Posted by Mark Thomas <ma...@apache.org>.
On 19/07/2021 20:46, Mikael Sterner wrote:
> Hi!
> 
> I can understand the motivation for adding a Cache-Control header for
> CONFIDENTIAL transport guarantees, as discussed in
> http://tomcat.10.x6.nabble.com/tomcat-8-0-jre8-user-data-constraint-CONFIDENTIAL-user-data-constraint-adds-Cache-Control-private-tp5077170p5077201.html
> 
> But if the transport guarantee is only INTEGRAL (and there are no
> authorization constraints), wouldn't it make more sense to let the
> resource be fully cached?

Probably.

> One use case would be a single-page app where some static resources never
> change (e.g. due to content hashes in their names). These resources would
> require data integrity, since it's important that the app logic and
> content cannot be modified in transit. But if the resources don't require
> authorization they aren't secret, so they don't require confidentiality.
> And since they never change, it's wasteful for the client to check with
> the server to validate its cache on every request.
> 
> What I'm proposing, if the above makes sense, would be to add an
> additional criteria to the disableProxyCaching logic in AuthenticatorBase,
> that goes through the constraints array and checks if there are any
> authorization constraints or user data constraint with CONFIDENTIAL
> transport guarantee. If not, no cache control headers should be added.
> 
> Static resources could then be configured with a transport guarantee of
> INTEGRAL and still redirect to a secure connector if needed, but retain
> full caching.

Cache headers have been somewhat of a moving target with different 
browsers behaving in different ways at different times over the years.

I wanted to review the current state of things before forming an opinion 
on this suggestion.

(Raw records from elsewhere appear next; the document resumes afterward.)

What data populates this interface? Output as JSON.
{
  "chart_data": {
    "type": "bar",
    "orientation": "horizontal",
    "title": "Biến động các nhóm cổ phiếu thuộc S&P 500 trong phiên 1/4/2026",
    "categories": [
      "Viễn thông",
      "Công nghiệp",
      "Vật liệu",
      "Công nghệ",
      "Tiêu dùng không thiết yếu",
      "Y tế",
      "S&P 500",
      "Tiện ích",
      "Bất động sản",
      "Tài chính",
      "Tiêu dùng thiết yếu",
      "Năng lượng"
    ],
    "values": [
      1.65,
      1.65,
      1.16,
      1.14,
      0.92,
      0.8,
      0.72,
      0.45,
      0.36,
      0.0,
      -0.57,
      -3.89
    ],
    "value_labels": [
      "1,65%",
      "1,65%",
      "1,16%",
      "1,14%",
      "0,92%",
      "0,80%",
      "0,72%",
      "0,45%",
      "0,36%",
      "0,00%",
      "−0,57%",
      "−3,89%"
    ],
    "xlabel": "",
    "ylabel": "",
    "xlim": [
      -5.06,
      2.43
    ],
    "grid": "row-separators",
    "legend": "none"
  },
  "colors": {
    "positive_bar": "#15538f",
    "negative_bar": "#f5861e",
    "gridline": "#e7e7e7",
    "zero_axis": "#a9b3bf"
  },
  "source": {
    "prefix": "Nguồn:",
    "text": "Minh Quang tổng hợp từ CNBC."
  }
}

I found the following the most useful:

https://developer.mozilla.org/en-US/docs/Web/HTTP/Headers/Cache-Control
https://developer.mozilla.org/en-US/docs/Web/HTTP/Headers/Expires
https://developer.mozilla.org/en-US/docs/Web/HTTP/Headers/Pragma

I'm wondering if an alternative solution would be to move the code that 
sets "Expires: Thu, 01 Jan 1970 00:00:00 GMT" to the 
securePagesWithPragma section. If we are sending "Cache-control: 
private" then I don't, at the moment, see a need to force revalidation 
of that cached content on every request. That would leave the 
application free to set its own expires headers (or not) as it saw fit.

Anyone using an HTTP/1.0 proxy would need to be using 
securePagesWithPragma anyway so would be unaffected by this.